3) 効率的なモデル実装を実現するSAS Model Implementation Platform
規制当局が要求するストレステストに対応するため、また実社会におけるマーケットのショックに耐えるため、銀行は多種多様なモデルを常に迅速に変更して実行できなければなりません。そのためには、迅速かつ効率的にモデルを実装できる管理の行き届いた中央集約的な環境を構築することが重要です。
SAS Model Implementation Platformは、モデル計算エンジンと連動したリスク・モデル・インベントリーを提供するとともに、モデルの実行を高速化します。このソリューションには、多種多様なリスク・モデルの迅速かつ効率的な統合を可能にするSAS High‐Performance Riskエンジンが使用されています。

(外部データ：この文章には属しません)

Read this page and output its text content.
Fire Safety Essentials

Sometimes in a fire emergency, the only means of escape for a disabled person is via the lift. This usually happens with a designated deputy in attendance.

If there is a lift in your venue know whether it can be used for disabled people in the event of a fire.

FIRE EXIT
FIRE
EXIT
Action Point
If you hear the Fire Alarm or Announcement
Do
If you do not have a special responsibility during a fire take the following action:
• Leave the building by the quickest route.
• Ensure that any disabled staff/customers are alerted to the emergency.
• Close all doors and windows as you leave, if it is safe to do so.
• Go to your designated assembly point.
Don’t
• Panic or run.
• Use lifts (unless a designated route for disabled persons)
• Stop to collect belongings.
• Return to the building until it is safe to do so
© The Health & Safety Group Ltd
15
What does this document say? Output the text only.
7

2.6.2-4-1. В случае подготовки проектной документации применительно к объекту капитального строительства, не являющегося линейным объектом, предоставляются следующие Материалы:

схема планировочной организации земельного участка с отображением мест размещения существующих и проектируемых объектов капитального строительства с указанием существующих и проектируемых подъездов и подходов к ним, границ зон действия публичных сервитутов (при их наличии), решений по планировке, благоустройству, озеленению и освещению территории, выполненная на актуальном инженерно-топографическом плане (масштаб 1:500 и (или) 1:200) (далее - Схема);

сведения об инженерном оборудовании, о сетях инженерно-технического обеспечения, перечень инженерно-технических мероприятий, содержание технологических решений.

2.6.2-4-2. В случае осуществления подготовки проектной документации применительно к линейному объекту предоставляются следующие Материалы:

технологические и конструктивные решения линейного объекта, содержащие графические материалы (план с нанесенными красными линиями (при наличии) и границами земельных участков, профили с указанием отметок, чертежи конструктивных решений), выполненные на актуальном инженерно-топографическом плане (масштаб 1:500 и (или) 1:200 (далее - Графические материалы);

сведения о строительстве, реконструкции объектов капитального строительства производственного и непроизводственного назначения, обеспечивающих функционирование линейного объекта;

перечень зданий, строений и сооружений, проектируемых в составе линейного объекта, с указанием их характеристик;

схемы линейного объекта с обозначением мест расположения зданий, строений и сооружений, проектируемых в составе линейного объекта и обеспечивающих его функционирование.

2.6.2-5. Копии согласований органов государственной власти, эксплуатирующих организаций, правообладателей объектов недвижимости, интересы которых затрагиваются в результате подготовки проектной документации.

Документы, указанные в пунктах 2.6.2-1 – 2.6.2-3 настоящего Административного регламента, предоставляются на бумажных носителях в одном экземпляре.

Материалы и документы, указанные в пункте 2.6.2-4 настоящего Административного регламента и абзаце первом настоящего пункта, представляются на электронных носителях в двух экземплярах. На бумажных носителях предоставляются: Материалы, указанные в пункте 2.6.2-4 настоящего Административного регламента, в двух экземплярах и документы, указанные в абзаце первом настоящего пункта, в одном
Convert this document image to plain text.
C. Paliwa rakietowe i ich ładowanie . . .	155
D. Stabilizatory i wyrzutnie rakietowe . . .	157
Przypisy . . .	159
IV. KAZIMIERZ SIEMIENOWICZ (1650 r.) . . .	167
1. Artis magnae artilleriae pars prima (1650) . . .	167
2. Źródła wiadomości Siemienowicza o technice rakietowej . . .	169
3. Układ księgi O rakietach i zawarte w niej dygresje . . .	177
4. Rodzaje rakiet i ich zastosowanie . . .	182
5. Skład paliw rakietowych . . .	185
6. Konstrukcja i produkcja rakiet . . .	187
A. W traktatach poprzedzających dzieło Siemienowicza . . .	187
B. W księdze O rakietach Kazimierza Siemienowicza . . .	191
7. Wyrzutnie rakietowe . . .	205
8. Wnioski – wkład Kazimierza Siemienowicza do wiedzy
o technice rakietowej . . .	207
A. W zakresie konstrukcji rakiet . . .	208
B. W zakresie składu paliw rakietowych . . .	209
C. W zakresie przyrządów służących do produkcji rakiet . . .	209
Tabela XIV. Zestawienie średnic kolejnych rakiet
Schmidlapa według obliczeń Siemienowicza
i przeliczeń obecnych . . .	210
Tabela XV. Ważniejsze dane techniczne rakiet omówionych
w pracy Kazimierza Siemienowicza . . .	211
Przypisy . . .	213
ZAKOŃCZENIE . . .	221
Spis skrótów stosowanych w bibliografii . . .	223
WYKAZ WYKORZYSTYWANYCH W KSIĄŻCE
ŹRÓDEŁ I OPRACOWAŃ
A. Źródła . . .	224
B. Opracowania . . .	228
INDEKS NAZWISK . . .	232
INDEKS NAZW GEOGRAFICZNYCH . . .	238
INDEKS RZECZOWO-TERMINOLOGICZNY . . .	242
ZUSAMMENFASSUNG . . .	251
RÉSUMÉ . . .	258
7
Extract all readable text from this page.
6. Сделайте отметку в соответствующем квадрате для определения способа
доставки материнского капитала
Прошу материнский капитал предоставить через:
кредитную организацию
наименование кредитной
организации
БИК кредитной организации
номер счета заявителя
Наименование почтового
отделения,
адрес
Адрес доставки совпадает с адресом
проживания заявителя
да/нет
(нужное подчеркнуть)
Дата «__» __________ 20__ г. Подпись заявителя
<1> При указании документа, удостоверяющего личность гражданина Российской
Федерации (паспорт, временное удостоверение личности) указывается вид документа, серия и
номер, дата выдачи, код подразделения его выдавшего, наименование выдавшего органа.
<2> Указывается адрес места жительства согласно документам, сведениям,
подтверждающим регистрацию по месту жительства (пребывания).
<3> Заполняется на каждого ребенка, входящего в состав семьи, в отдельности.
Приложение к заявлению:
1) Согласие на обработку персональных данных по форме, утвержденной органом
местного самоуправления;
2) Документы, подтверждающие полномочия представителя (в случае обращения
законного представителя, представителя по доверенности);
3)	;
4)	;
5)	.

これらのモデルは再コーディングの必要なく本番環境で稼動させることができます。
4) モデル開発からモデル実装まで包括的に管理する仕組みを実現する SAS Model Risk Management
市場環境の急激な変化や様々な規制に対応するために金融機関は多くのモデルを活用する必要があり、モデルリスク(モデルの陳腐化リスクなど)が増大しています。複雑な業務や規制当局検査に対応するためには、リスク・カテゴリー全てを特定、監視、管理し、文書化することが要求されます。
SAS Model Risk Managementは、経営幹部や規制当局に迅速かつ正確にリスク・エクスポージャーを報告するために必要なモデルリスクのライフサイクル(モデルの開発、実装、利用および、検証ポリシーなど)を明確かつ適正に管理します。
SASは、英国の調査会社Chartis Researchが発表した「2015年エンタープライズ向けストレステスト・システムに関するRiskTech QuadrantR (2015 RiskTech QuadrantR for Enterprise Stress Testing Systems)」でカテゴリー・リーダーに選出されました。SASは、同分野に不可欠な深い専門知識と技術を持ち合わせ、ユーザー数と売上額の両面において顕著な市場シェアを有している点が高く評価され、リーダー企業に位置づけられました。